Since the birth of my daughter, the night terrors have had a single theme: Baby in the bed, smothered to death, cold and blue and not breathing. They started the first night she was home, despite her being safely in a bassinet. We weren’t even co-sleeping; she was completely separate from our bed in her own warm cocoon. But the night terrors persisted. They’re directly correlated with my stress level, and they continue like clockwork nearly every night.
Night terrors, for me, work like this: I awaken with a start (some people awake screaming, but I’m a silent waker), and I know, just know, that something is horribly wrong. I just need to figure out what it is. I feel around me on the bed, and as soon as my hands land on something, my brain turns it into the baby. I frantically try to free her from the blanket that’s over her face, or roll her onto her back (sometimes I get convinced she’s face down on the mattress). But in just a few seconds, the “baby” dissolves under my hands, and I’m left having “rescued” a handful of the sheet.
I instituted a No Baby in The Bed rule for this reason. Though it doesn’t keep away the night terrors completely, it’s at least a small comfort to know that my night terror cannot be real, because the baby will never, ever be in the bed in the middle of the night.
If she’s fussy, one of us takes her to the living room and sleeps in the recliner with her on our chest (it’s unfair to call this “sleep” – both of us are so paranoid about her smothering that it usually amounts to a light nap at best).
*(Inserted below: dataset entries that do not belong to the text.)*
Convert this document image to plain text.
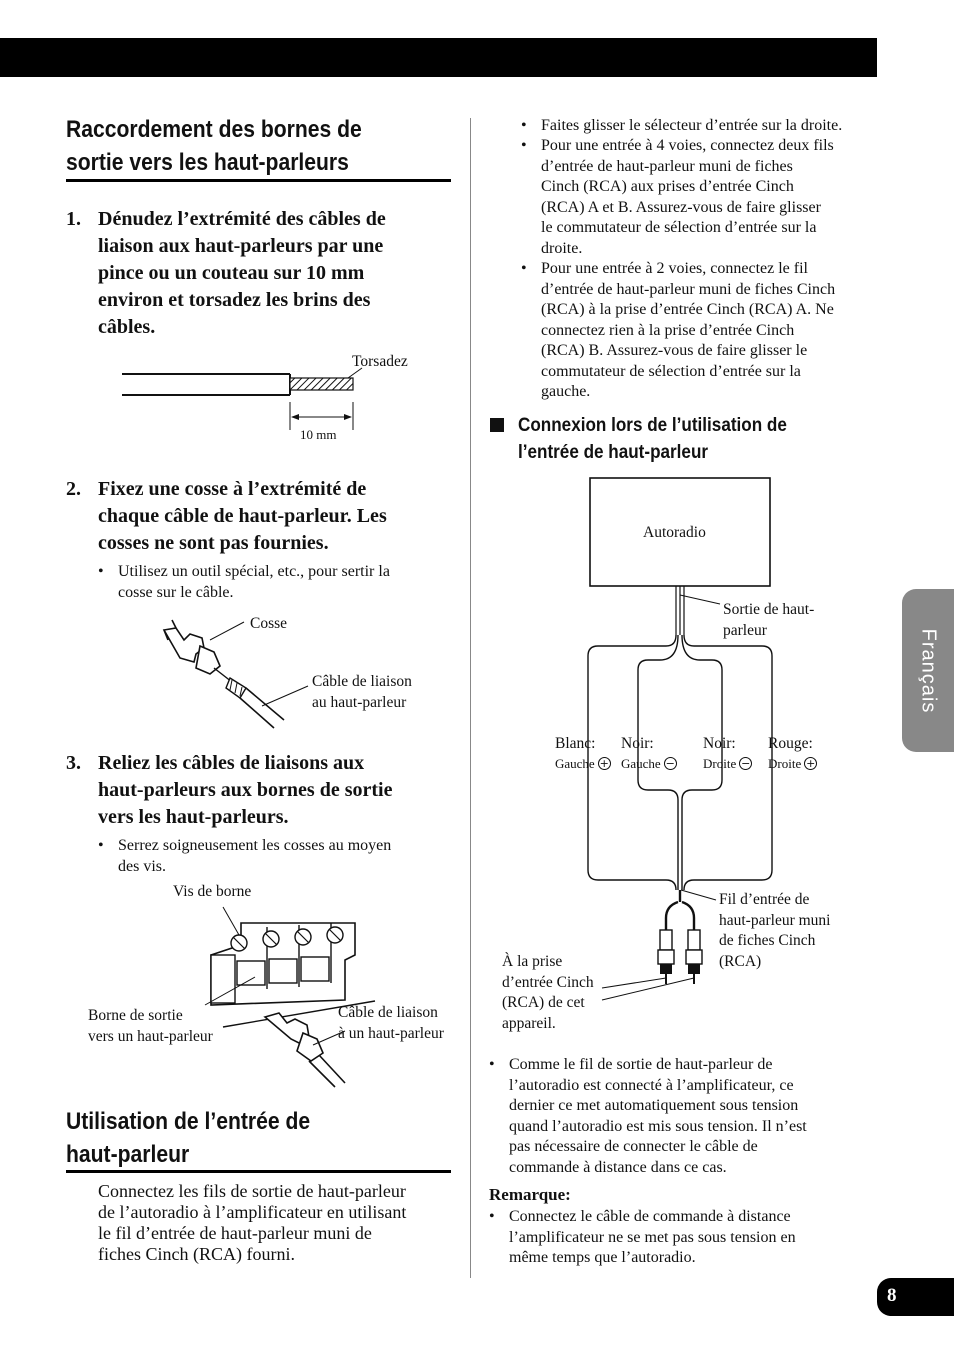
Français
8
Raccordement des bornes de
sortie vers les haut-parleurs
1. Dénudez l’extrémité des câbles de
liaison aux haut-parleurs par une
pince ou un couteau sur 10 mm
environ et torsadez les brins des
câbles.
Torsadez
10 mm
2. Fixez une cosse à l’extrémité de
chaque câble de haut-parleur. Les
cosses ne sont pas fournies.
• Utilisez un outil spécial, etc., pour sertir la
cosse sur le câble.
Cosse
Câble de liaison
au haut-parleur
3. Reliez les câbles de liaisons aux
haut-parleurs aux bornes de sortie
vers les haut-parleurs.
• Serrez soigneusement les cosses au moyen
des vis.
Vis de borne
Borne de sortie
vers un haut-parleur
Câble de liaison
à un haut-parleur
Utilisation de l’entrée de
haut-parleur
Connectez les fils de sortie de haut-parleur
de l’autoradio à l’amplificateur en utilisant
le fil d’entrée de haut-parleur muni de
fiches Cinch (RCA) fourni.
• Faites glisser le sélecteur d’entrée sur la droite.
• Pour une entrée à 4 voies, connectez deux fils
d’entrée de haut-parleur muni de fiches
Cinch (RCA) aux prises d’entrée Cinch
(RCA) A et B. Assurez-vous de faire glisser
le commutateur de sélection d’entrée sur la
droite.
• Pour une entrée à 2 voies, connectez le fil
d’entrée de haut-parleur muni de fiches Cinch
(RCA) à la prise d’entrée Cinch (RCA) A. Ne
connectez rien à la prise d’entrée Cinch
(RCA) B. Assurez-vous de faire glisser le
commutateur de sélection d’entrée sur la
gauche.
Connexion lors de l’utilisation de
l’entrée de haut-parleur
Autoradio
Sortie de haut-
parleur
Blanc:
Gauche +
Noir:
Gauche −
Noir:
Droite −
Rouge:
Droite +
Fil d’entrée de
haut-parleur muni
de fiches Cinch
(RCA)
À la prise
d’entrée Cinch
(RCA) de cet
appareil.
• Comme le fil de sortie de haut-parleur de
l’autoradio est connecté à l’amplificateur, ce
dernier ce met automatiquement sous tension
quand l’autoradio est mis sous tension. Il n’est
pas nécessaire de connecter le câble de
commande à distance dans ce cas.
Remarque:
• Connectez le câble de commande à distance
l’amplificateur ne se met pas sous tension en
même temps que l’autoradio.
When Peanut wakes in the middle of the night to eat, I take her out to the sofa to nurse.
Infant death by smothering is in the news a lot, especially the parent-related news stories I read on Huffington Post Parents. I can’t imagine the agony of knowing that your child smothered while lying next to you. To me, it must be akin to forgetting your child in a hot car. In an article I read about hot car deaths, one scene stuck with me: a father, walking to his car at the end of a workday, who saw his car surrounded by police. They were breaking the window to get to his now-deceased baby. The father ran up to the car, saw what he had done, and grabbed the gun of the nearest officer to shoot himself in the head. He didn’t succeed, but now that I’m a parent, I can understand what he must have been feeling at that moment. Agony of the worst kind: visceral, primal, and searing. I don’t blame him for trying. I get a very small taste of that agony every night, and it’s horrible.
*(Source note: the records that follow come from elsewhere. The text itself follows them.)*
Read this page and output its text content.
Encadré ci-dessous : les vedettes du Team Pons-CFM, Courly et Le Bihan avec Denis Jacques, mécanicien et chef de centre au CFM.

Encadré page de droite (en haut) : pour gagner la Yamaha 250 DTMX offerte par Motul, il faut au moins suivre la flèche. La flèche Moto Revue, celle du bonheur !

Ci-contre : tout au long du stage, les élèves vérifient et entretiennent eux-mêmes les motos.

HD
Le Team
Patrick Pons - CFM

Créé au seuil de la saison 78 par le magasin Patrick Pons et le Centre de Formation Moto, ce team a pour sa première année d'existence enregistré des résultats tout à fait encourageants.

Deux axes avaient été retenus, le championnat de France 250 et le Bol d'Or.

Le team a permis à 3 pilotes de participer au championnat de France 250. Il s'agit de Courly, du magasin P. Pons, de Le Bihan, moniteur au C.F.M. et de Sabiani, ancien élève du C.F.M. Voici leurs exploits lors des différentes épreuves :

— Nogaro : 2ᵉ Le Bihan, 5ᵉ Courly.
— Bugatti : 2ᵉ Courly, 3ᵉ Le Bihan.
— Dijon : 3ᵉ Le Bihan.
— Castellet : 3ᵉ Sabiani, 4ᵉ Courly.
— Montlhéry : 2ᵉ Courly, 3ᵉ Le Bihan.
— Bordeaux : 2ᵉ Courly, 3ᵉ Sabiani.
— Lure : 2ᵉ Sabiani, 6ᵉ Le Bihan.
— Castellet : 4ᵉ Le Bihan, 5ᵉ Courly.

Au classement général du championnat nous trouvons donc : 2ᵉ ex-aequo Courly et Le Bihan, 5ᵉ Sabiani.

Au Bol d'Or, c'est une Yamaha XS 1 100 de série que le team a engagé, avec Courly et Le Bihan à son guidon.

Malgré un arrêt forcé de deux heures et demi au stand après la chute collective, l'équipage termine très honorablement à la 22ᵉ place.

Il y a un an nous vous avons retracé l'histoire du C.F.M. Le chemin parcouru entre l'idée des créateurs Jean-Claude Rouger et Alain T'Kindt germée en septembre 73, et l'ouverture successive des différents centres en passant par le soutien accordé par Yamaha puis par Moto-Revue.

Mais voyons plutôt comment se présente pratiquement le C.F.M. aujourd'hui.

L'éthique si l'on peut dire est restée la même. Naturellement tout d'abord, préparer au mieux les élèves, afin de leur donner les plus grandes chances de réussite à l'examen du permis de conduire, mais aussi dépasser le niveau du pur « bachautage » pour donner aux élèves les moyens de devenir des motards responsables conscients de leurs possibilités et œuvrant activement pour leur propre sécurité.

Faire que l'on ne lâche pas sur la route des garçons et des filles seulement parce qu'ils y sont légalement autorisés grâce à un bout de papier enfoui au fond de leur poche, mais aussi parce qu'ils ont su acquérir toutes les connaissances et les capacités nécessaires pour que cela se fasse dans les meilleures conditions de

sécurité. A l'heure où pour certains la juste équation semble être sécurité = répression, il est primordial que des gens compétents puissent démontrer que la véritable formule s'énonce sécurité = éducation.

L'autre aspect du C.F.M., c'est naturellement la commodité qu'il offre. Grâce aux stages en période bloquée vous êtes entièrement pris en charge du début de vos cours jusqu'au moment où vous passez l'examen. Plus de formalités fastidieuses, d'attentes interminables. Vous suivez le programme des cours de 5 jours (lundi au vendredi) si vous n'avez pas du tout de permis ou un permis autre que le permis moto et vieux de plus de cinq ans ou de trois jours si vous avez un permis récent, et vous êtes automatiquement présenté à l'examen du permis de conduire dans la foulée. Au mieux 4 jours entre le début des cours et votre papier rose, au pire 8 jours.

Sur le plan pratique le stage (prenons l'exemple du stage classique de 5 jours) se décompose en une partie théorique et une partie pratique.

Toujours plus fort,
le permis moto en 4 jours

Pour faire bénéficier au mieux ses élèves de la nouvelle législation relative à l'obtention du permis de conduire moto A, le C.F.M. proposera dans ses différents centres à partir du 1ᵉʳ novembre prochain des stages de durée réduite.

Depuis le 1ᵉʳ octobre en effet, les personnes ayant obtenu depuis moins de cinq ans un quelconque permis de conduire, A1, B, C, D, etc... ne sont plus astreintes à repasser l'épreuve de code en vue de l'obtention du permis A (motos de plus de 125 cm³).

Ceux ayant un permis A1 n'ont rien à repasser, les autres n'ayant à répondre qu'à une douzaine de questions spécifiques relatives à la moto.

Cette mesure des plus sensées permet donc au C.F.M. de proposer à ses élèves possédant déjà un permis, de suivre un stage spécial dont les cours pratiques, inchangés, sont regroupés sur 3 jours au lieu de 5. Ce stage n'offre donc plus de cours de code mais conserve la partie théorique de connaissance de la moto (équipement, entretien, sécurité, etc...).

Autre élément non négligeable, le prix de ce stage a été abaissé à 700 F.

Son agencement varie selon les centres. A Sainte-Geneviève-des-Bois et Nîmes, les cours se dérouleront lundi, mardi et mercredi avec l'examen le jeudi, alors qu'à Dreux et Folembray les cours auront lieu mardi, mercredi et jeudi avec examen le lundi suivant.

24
When she gets older and stronger, perhaps we’ll let her into our bed when the need arises. I was terrified of thunderstorms as a youngster, and used to climb into my parents’ bed for security when the thunder and lightning came. They booted me out quickly (jerks) but if Peanut is afraid, I’ll snuggle her and keep her safe from the storm. But not yet. She’s too little.
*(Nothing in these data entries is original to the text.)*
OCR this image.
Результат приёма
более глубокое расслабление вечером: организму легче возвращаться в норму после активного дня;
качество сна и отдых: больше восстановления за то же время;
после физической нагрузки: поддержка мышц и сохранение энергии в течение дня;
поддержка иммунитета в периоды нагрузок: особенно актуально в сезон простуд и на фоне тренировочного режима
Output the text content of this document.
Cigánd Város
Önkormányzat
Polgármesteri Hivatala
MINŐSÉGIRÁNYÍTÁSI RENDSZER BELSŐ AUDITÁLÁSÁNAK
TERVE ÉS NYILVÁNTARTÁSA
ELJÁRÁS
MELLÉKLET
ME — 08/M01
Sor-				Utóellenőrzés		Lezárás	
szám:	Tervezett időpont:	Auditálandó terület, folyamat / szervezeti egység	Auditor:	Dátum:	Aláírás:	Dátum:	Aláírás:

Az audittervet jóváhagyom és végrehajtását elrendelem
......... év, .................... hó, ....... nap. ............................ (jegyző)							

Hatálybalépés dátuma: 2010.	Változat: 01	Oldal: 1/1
As far as what causes my night terrors, I’m pretty certain they are tied to my antidepressant medication, because I don’t remember having them during my pregnancy (when I was off my meds). But there are too many positives to quit taking it for this one negative side effect. Meditating before bed sometimes helps. I’ve put a night light in our room. We use a white noise machine. But I’ve run out of ideas to keep them at bay.
For now, I’ll resign myself to the fact that the most terrifying things live in the darkness.